While public attention has been focused on the emergency bank lending schemes organised by the Treasury and the Bank of England for companies, of perhaps equal importance going forward is going to be the ability to access new equity. Raising fresh capital is going to be more vital than ever as companies look to either strengthen their balance sheets or fund growth as we emerge from the devastation wrought by putting the economy into deep freeze for three months. Indeed, ensuring that companies have access to the widest and deepest capital markets is paramount, and often a far more effective way to grow a business than bank lending.

If in doubt about the significance of deep capital markets for the UK’s corporate health, then a new report published today (Thursday) by New Financial, a City-based think tank, together with BNP Paribas, rather proves the point. In one of the most comprehensive studies of its kind the report, entitled The value of capital markets to the UK economy, found that the UK’s capital markets are much more essential to British business than many might expect.

Around 90% of UK’s biggest companies – those with revenues of more than £200m a year – use the capital markets to raise money, manage risk or restructure. That’s about 1,000 companies employing nearly six million people across the UK and their combined revenues of £3.1 trillion are 50% larger than the UK economy.

Nearly half of those UK companies with revenues of more than £200m are listed on the stock market. These 500 companies employ more than 3 million people across the UK and are worth a combined £2.7 trillion. And over 40% of these companies have used the stock market to raise nearly £120bn.

Since the middle of March nearly 100 of them have raised £5bn on the stock market.

At least 80% of all UK companies use derivatives to help them manage risk. Nor is it just the big corporates that access these markets: at least 14,000 smaller UK companies, employing around two million people, also use the capital markets for some function.

Looking back over the period from 2014 to 2018, the report also found that UK companies raised around £750bn in the bond, equity and leveraged loan markets of around £150bn a year. That’s as well as the annual flow of gross bank lending of around £300bn a year in the UK.

As well as using the equity markets, more than a fifth of the bigger companies used the corporate bond market to raise £270bn, and of these companies 230 of them employ around 2.3 million people in the UK. Another 200 companies used the leveraged loan market to raise another £215bn and, since the pandemic struck in the middle of March, nearly 50 UK companies have raised around £25bn in the corporate bond market.

While the report was commissioned well before the government imposed lockdown on huge swathes of UK industry, it’s timing could not be more opportune to raise their profile and importance to the British economy. Companies are going to need the capital markets more than ever to raise new funds for growth or indeed, to restructure their businesses as they come out of lockdown and recover from Covid-19. To do so, company bosses will need to keep attracting  investors – the big pension funds and the retail investor – to risk their savings on the long-term health of their companies.

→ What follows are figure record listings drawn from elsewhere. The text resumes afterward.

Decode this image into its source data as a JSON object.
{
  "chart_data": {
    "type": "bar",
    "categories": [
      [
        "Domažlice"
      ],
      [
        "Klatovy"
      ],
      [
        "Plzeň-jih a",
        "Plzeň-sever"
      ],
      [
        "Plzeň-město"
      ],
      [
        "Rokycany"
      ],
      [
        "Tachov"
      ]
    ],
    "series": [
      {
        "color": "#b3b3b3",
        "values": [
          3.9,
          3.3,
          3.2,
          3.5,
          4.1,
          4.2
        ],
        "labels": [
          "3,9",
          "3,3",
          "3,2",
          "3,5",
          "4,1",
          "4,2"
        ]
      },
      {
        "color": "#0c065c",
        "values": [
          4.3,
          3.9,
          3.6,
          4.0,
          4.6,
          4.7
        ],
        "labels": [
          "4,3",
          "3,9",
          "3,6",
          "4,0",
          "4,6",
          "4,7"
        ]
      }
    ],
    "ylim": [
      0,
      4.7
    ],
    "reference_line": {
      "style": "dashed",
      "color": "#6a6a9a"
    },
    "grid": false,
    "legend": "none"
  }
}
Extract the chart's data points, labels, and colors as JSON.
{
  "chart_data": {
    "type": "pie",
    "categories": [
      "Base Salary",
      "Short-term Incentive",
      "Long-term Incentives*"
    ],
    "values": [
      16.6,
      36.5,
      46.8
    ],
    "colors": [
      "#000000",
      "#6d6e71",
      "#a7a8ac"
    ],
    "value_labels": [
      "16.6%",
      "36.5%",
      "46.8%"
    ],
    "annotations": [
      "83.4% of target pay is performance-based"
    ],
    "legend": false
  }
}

Yet there is so much more the Treasury could do to make this more efficient and fair. Taking a bet on the recovery of these companies and investing in growth could be made even more attractive to investors if only the Treasury were to reform the tax system so that investing in equity has the same tax advantages as those afforded to debt.

Persuading Whitehall and Westminster to level the playing field between equity and debt is one of the City’s longest running campaigns. It’s also one of those bizarre paradoxes that shareholders are taxed multiple times when they invest in a company’s shares; they buy the shares out of taxed income, there is tax on the dividends and then on the sale of the shares. Desperate times need dramatic measures. And the Treasury knows just how desperate the outlook is for the UK economy.

As the Chancellor, Rishi Sunak, said earlier this week, we are facing a recession we have never seen the like of before. To date, the former Goldman Sachs banker has shown formidable courage in pushing through emergency schemes which will help companies raise billions and billions in debt, some of which may never be repaid. Now he needs to show the same mettle and push through much-needed tax changes to help them raise more capital.